Multi-omics reveals that 4'-O-β-D-glucosyl-5-O-methylvisamminol ameliorates acute liver injury by modulating the miR-30e-3p/Tfrc axis and a multi-dimensional network of ferroptosis, inflammation, metabolism, and gut microbiota

Background: Overuse of acetaminophen (APAP) can induce acute liver injury (ALI), and its mechanism is closely related to Ferroptosis. 4'-O-β-d-glucosyl-5-O-methylvisamminol (5-O) is a natural coumarin glycoside with anti-inflammatory and antioxidant activities, but whether it can alleviate liver injury through intervention in Ferroptosis and multi-dimensional mechanisms remains unclear.

Purpose: To explore whether 5-O can alleviate APAP-induced ALI through multiple mechanisms such as inhibiting Ferroptosis, regulating inflammation, promoting lipid metabolism, and reshaping the intestinal microbiota .

Methods: Through in vitro and in vivo experiments, combined with CCK-8, Western blot, whole transcriptome Sequencing, 16S rRNA Sequencing, FMT and Other techniques and methods, the mechanism of 5-O was evaluated from multiple levels such as cells, tissues, metabolism and flora.

Results: 5-O downregulated Tfrc/Slc39a14 in cells to reduce iron intake and upregulated Slc7a11/GPX4 to enhance antioxidant capacity.
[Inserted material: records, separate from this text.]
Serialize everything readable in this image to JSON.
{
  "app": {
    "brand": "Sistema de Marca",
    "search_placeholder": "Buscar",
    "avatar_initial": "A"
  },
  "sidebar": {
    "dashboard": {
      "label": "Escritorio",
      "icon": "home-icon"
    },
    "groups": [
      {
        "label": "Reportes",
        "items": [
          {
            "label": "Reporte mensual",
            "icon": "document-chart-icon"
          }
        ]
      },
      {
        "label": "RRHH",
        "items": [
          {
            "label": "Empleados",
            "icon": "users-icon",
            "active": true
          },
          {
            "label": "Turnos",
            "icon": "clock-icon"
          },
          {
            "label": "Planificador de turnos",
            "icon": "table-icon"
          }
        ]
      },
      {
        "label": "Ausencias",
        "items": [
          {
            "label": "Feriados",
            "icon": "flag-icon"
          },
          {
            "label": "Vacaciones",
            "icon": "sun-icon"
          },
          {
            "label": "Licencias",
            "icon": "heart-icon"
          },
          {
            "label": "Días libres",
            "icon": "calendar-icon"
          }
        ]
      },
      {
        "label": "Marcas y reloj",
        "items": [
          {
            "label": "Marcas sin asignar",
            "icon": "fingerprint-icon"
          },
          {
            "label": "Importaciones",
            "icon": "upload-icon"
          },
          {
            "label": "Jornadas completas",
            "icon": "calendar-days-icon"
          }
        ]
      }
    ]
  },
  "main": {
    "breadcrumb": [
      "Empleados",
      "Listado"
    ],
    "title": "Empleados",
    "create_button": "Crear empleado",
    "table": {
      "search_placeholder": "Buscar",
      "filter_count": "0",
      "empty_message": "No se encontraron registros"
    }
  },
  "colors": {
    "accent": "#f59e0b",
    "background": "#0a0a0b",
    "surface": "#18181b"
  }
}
It reduced serum ALT/AST, alleviated liver tissue pathological damage, inhibited the expression of chemokines and inflammatory factors, and activated the PPARα-Fabp1/Me1 axis to promote lipid metabolism. Whole transcriptome analysis revealed that 5-O intervention was associated with upregulation of miR-30e-3p and downregulation of Tfrc, suggesting a potential role in modulating iron metabolism. Concurrently, the analysis indicated that 5-O treatment was linked to inhibition of the Ferroptosis pathway and activation of the PPAR pathway. In addition, 5-O reshaped the intestinal microbiota, inhibited pro-inflammatory Bacterial genera, and promoted the colonization of the probiotic Lactobacillus.

Conclusion: This study systematically clarified that the hepatoprotective effect of 5-O against APAP-induced liver injury is associated with a multi-dimensional network involving "ferroptosis-inflammation-metabolism-flora". The innovation lies in systematically elucidating the multi-faceted actions of a natural product, which may involve regulating Ferroptosis through miR-30e-3p associated changes, cross-organ metabolic reprogramming, and microecological modulation. This work provides a candidate drug with multi-dimensional synergistic potential for the prevention and treatment of liver injury.

4′-O-β-D-glucosyl-5-O-methylvisamminol; Acute liver injury; Ferroptosis; Gut-liver axis; Multi-target mechanism.